What it boils down to, really, is her refusal to let fiction be reduced to mere propaganda. Atwood, a seasoned observer of humanity and history, views her novels as explorations—deep, unsettling dives into human behavior and the complex, often terrifying, shifts in society. They are not, in her words, 'sermons.' They aren't meant to be neat, digestible manifestos designed to push a single political agenda, no matter how noble that agenda might seem. And honestly, isn't that the very essence of true art? To provoke, to question, to lay bare, rather than simply affirm?

She makes a rather potent point too, one that should give us all pause: this drive for ideological conformity, this rigid insistence on 'our side' being perfectly flawless and anyone who isn't 100% on board being an enemy, it’s a pattern she's seen before. She invoked historical echoes of McCarthyism and Soviet purges, suggesting that the underlying psychological structure of such purity tests remains unsettlingly similar, regardless of which banner they march under. It’s a stark reminder that rigidity, wherever it arises, stifles dissent and ultimately, freedom of thought.

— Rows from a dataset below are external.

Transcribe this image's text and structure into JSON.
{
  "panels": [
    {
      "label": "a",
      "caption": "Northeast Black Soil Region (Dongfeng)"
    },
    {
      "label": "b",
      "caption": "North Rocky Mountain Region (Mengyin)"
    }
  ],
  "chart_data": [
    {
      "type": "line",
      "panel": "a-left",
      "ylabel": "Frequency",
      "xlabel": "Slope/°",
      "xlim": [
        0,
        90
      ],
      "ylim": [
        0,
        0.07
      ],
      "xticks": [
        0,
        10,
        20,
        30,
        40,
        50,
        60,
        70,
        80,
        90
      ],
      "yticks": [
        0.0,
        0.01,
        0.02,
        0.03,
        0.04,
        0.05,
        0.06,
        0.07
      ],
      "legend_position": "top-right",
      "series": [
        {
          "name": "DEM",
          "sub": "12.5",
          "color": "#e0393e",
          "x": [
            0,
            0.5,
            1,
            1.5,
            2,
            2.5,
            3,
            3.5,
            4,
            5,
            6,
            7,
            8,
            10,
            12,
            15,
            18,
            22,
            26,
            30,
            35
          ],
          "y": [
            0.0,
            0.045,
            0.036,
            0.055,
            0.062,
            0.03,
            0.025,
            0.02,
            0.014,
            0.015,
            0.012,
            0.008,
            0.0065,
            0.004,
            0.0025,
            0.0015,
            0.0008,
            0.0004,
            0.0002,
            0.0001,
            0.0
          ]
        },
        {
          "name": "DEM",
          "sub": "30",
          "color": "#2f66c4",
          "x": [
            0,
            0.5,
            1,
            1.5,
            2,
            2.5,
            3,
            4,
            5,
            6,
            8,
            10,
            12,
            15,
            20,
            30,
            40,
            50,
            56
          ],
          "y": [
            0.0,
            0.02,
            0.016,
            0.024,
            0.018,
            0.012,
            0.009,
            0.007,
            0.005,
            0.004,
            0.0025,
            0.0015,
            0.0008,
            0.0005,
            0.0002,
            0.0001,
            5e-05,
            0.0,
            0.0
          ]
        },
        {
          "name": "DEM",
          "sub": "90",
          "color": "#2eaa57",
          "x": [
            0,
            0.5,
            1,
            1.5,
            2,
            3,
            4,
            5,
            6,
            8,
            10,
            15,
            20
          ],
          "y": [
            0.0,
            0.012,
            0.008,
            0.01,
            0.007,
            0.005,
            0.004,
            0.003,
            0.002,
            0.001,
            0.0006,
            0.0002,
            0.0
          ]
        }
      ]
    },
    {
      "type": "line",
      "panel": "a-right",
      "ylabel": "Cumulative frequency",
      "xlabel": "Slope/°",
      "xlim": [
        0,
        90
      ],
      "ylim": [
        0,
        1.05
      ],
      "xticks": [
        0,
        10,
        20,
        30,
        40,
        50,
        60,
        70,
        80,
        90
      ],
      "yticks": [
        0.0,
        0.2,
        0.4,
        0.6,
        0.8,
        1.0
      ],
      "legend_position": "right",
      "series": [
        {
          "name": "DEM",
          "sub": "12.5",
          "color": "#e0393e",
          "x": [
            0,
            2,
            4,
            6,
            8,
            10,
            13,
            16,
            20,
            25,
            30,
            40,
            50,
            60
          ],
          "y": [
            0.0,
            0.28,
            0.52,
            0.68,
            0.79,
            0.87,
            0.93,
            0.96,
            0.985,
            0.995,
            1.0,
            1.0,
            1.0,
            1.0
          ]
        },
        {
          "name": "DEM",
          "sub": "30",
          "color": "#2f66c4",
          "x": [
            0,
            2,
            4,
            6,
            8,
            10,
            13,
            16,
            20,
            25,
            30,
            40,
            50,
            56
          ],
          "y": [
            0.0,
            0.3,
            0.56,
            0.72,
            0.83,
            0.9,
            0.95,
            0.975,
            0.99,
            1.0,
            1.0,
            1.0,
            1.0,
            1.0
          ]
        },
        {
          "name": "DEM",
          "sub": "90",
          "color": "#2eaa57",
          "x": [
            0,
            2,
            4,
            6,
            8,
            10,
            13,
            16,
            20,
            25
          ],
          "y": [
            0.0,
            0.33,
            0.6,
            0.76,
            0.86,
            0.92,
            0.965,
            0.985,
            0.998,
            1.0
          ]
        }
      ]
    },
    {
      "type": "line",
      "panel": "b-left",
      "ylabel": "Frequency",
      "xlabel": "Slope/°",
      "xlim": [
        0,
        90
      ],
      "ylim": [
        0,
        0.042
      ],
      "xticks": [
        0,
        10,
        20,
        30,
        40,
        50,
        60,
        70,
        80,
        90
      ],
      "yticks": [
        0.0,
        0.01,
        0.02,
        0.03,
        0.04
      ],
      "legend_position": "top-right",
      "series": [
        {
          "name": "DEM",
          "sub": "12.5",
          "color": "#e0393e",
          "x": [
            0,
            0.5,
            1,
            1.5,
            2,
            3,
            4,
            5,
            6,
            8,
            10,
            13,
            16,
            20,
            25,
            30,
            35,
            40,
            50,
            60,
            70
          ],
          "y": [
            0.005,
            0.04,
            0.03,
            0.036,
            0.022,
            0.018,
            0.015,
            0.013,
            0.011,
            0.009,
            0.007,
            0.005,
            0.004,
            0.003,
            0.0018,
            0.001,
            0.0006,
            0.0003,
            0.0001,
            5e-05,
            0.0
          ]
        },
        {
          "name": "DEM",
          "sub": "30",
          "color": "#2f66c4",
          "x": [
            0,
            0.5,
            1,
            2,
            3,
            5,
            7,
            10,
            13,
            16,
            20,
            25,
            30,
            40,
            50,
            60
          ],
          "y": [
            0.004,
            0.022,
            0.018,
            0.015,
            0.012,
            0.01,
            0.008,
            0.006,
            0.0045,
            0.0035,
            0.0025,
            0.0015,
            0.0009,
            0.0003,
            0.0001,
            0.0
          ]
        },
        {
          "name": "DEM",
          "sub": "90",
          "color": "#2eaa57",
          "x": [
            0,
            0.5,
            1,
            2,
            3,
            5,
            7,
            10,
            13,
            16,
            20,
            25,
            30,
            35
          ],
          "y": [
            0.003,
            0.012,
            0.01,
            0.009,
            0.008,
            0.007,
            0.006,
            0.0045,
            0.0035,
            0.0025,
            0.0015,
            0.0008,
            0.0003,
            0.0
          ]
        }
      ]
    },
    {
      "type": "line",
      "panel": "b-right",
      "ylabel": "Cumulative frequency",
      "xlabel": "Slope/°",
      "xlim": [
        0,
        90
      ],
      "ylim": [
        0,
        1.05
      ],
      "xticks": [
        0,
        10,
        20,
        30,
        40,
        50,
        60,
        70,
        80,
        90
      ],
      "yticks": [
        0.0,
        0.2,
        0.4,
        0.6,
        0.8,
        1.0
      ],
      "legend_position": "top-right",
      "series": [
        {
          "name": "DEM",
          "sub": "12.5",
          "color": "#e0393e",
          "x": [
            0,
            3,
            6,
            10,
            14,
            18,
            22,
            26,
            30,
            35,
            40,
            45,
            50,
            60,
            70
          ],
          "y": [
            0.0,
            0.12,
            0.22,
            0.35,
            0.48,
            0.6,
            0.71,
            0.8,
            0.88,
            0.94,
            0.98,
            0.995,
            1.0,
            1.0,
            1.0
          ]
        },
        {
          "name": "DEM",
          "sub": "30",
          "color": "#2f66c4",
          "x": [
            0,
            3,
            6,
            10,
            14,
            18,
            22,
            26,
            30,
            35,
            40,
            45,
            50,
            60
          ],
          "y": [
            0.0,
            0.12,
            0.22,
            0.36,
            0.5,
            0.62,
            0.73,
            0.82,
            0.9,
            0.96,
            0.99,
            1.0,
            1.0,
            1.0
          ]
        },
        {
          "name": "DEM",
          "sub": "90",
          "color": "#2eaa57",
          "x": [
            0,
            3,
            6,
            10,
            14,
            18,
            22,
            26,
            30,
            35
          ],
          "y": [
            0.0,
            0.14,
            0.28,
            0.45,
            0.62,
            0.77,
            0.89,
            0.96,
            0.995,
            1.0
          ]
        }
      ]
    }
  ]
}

So, while her iconic handmaids in their crimson cloaks continue to be powerful symbols at protests for reproductive rights, the woman who created them quietly reminds us of a deeper, perhaps more unsettling truth about the nature of ideological fervor. Maybe, just maybe, the greatest threat to progress isn't always the overt opposition, but the internal pressures to conform, to silence nuance, and to mistake complex human narratives for simple political bullet points. And that, you could say, is a story worth telling.